Buying a house with 5% down is a recipe for disaster. If the real estate commissions will be 5% when you sell the house, you have no equity, so no margin for error. You can’t afford any surprises, like a leaky roof or flooded basement.
When you are that close to the edge, money to cover extra costs is usually throwing good money after bad. It was probably inevitable that Amanda would lose the house, so her parents did her no favors by delaying the inevitable. She should have sold the house sooner, and that would have saved her parents a lot of money, and grief.
It’s your money, so consider the future carefully before financially assisting friends and family.
So let’s wrap this up with my practical advice.
The Helping Family Checklist
The simple solution is don’t loan anyone any money. If you really want to help, give them a gift with no expectation of repayment.
Whether it’s a gift or a loan, before you do anything, answer these three questions:
Can I afford to help? This question is critical. If you will need to borrow to help your family, you can’t afford it. The answer is no. You can’t afford to help, and helping out will only put you in deep trouble, and may even lead to your own bankruptcy.
Will helping them financially really help long term?

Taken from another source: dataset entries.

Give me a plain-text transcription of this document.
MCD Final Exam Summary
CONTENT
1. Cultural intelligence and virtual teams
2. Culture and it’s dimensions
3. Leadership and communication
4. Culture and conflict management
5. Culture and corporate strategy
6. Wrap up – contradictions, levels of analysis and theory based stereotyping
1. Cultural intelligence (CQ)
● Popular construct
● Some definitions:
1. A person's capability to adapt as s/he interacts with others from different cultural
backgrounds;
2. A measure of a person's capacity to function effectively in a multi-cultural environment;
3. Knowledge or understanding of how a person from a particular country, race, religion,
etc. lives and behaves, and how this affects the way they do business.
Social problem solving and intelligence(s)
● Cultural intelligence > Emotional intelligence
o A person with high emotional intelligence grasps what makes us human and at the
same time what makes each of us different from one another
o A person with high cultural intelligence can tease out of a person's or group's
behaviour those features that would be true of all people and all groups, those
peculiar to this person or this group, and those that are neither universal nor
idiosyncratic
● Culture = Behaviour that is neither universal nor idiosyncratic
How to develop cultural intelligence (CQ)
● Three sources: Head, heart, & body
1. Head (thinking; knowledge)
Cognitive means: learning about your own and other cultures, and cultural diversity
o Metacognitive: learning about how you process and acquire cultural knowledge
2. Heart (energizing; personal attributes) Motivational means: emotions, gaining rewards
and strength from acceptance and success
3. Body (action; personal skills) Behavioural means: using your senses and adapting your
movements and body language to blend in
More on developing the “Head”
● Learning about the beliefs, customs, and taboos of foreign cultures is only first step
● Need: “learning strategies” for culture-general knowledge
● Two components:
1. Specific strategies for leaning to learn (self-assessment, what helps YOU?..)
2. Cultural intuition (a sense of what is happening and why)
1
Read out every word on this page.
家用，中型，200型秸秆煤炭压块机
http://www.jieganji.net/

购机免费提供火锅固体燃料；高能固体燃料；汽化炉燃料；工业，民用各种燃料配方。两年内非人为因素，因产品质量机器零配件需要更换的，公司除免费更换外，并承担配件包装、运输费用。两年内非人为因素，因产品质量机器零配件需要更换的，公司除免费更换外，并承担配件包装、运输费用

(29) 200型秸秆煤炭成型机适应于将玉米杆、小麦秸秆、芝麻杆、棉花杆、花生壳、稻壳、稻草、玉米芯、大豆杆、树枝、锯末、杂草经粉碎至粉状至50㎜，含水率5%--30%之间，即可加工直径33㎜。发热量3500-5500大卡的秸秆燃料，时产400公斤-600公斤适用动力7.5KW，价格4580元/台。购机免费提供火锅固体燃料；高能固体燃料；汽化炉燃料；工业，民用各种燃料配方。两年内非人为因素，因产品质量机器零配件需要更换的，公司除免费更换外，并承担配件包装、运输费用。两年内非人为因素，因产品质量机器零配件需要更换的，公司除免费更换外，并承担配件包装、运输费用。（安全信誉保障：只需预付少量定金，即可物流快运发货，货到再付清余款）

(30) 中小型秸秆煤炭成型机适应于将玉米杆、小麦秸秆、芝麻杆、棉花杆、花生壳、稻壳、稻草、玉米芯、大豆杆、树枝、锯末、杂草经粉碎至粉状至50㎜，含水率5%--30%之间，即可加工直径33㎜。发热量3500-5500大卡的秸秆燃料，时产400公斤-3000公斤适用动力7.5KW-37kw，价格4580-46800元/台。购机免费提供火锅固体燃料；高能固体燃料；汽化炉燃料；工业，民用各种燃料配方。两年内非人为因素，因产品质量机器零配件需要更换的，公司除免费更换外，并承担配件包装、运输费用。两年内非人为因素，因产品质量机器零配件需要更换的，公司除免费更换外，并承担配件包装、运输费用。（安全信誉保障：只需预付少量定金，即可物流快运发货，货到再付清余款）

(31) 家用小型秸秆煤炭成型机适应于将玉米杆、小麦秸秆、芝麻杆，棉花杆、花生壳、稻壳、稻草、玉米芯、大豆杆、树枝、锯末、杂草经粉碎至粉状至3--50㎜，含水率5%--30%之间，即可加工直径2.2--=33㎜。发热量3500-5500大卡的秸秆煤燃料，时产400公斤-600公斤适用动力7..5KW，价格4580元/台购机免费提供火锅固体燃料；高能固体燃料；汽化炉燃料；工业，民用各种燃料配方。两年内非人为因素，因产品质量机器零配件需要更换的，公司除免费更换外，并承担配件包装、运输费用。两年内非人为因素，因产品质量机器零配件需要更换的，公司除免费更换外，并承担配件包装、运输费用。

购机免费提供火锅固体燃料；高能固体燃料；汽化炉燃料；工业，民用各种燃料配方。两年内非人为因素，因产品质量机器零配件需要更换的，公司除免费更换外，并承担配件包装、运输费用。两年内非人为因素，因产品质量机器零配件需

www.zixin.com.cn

Giving your kid the money for a 5% down payment to buy a house they can’t afford is harming, not helping. At its best you are enabling bad financial decision making, at its worse you’re setting them up for further financial disaster. Don’t do it.
If I decide to help, how can I protect myself? Registering a second mortgage after loaning the money may protect you if the house must be sold, but if they divorce or can’t make the payments you may still incur some costs to collect.
I know of many families who have been irreparably harmed by “helping out”, and that’s why, if possible, I suggest you avoid loaning family members money.
My final piece of advice:
Think about Thanksgiving, or Christmas, or whatever the next family gathering will be: will your financial help bring everyone closer together, or cause more stress?
It’s your money, so it’s your decision.